Comment by Bob Waldrop on December 20, 2012 at 12:03pm

This sounds more like an ideological statement than anything else.  We use an electric waterheater, but we installed an on-off switch, and we turn it on when we need hot water and it has cooled down.  When it has cooled to ambient, when we flip the switch, within about 10 minutes we get a stream of hot water from the hot water taps or the shower. Generally, we turn it on for a couple of hours every other day. When we put it in, we couldn't afford the other options you mention, but when we get a few more shekels we intend to install solar, keeping our present tank as backup.  We're in Oklahoma, and have great southern exposure.  We get a lot of our winter heat from the 120 sq ft of windows we installed on our south wall.  I am wondering if your distaste for government mandated technology also extends to the automobile, which is heavily subsidized by general tax revenues, bond issues, and other non-automotive-related revenue sources.

Comment by Tom Delconte on December 20, 2012 at 10:09am

Hello William,

Thanks for your remark!
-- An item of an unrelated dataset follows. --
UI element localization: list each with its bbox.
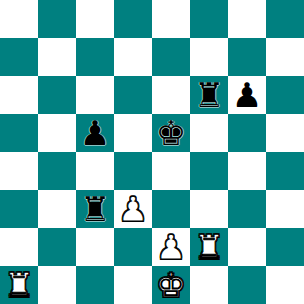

I believe what you meant to say was that your annual space heating( I guess, since the usual old setup used to be oil boiler with summer water hookup) + water heating + electric were $3,000 the first year, 19xx, or 20xx, that you looked at them and added them together. As of Nov. 2012, your annual electric bill is now $870, not declaring killowatthours in the above.

Your propane bill is now $85 per year for hot water, which would be about 28 gallons of propane at $3 per gallon, which is completely amazing! Of course, most house setups use propane for fireplace, range, dryer, sometimes central heat, once the tank is installed. I do not enjoy the luxury of having a separate small propane meter on each appliance, as you must have. You are truly an ideal home energy saver! Please remember to do the maintenance on your tankless water heater!

Ahh, yes the source of my data. It's called The Real World. I hated it when MTV appropriated my 'patented' phrase!

Comment by William H Nickerson on December 20, 2012 at 9:10am

Tom, I drove to Baltimore to pay $350.00 for a sealed combustion propane tankless and put it in myself. My annual combined bills [oil boiler and electric ] were at $3,000.00 my first yr. of counting. Last month my ann. electric. now is $870. and the propane is less than $85 per yr. for all hot water. You should really put your hands on some of this work as compared to reading someone else's findings.